文化 文化財めぐり 461

■亀山藩領と亀岡市
岡部長盛は、元和七年(一六二一)に福知山へ転封となります。岡部氏は、美濃大垣や播磨龍野等を経て、寛永十七年(一六四〇)から和泉岸和田藩の藩主となり、明治時代まで岸和田藩主として在城し続けました。
岡部長盛の後、丹波亀山藩主となったのは大給(おぎゅう)松平氏でした。大給松平氏は松平一族で、徳川家康から大給(愛知県豊田市)に所領を与えられことから、大給と名乗るようになったと言われています。

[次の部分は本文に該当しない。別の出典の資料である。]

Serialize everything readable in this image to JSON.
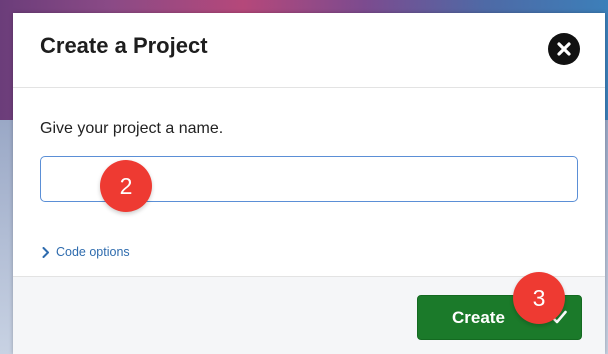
{
  "modal": {
    "title": "Create a Project",
    "close_icon": "close-x-icon"
  },
  "form": {
    "prompt": "Give your project a name.",
    "name_value": "",
    "code_options_label": "Code options",
    "code_options_icon": "chevron-right-icon"
  },
  "footer": {
    "create_label": "Create",
    "create_icon": "checkmark-icon"
  },
  "annotations": {
    "step2": "2",
    "step3": "3"
  },
  "colors": {
    "create_button": "#1b7a2a",
    "link": "#2f6cae",
    "badge": "#ee3a32",
    "input_border": "#5b8fd6"
  }
}
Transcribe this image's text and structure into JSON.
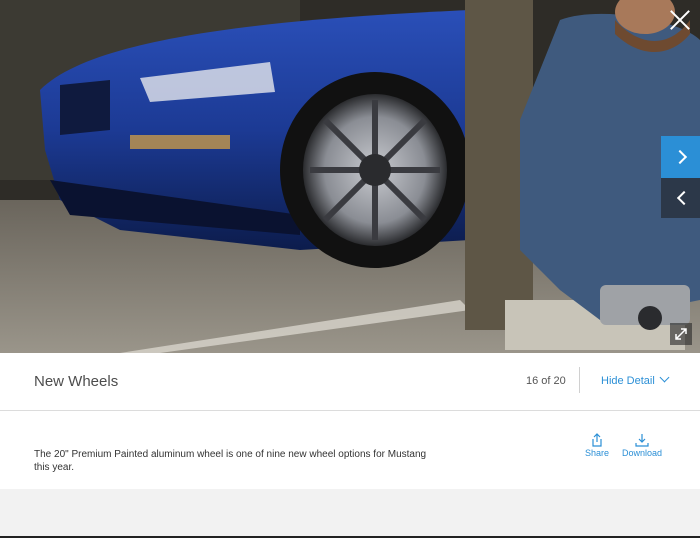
{
  "viewer": {
    "close_icon": "close-icon",
    "next_icon": "chevron-right-icon",
    "prev_icon": "chevron-left-icon",
    "expand_icon": "expand-icon",
    "accent_color": "#2b8fd6"
  },
  "header": {
    "title": "New Wheels",
    "counter": "16 of 20",
    "hide_detail_label": "Hide Detail"
  },
  "detail": {
    "caption": "The 20\" Premium Painted aluminum wheel is one of nine new wheel options for Mustang this year.",
    "share_label": "Share",
    "download_label": "Download"
  }
}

大給松平氏は、小牧・長久手の戦、関ケ原の戦、大坂冬の陣・夏の陣に従軍して軍功をあげ、元和七年に亀山城主となった際には二万二千石の領地を与えられていました。
ところで、亀山藩の領地と言うと、その領域について現在の亀岡市域と重ねてイメージされることが多いですが、実は両者の範囲は一致しません。とくに岡部氏や大給松平氏が藩主だったころは、亀山藩領といっても園部(南丹市)や多紀郡(兵庫県丹波篠山市辺り)、氷上郡(兵庫県丹波市辺り)での散在地が多く、岡部氏が亀岡市域で与えられていた領地といえば、旧亀山城下町と周辺の村々くらいでした。
亀山藩領が亀岡市域に重なってくるのは江戸時代後期以降と考えられます。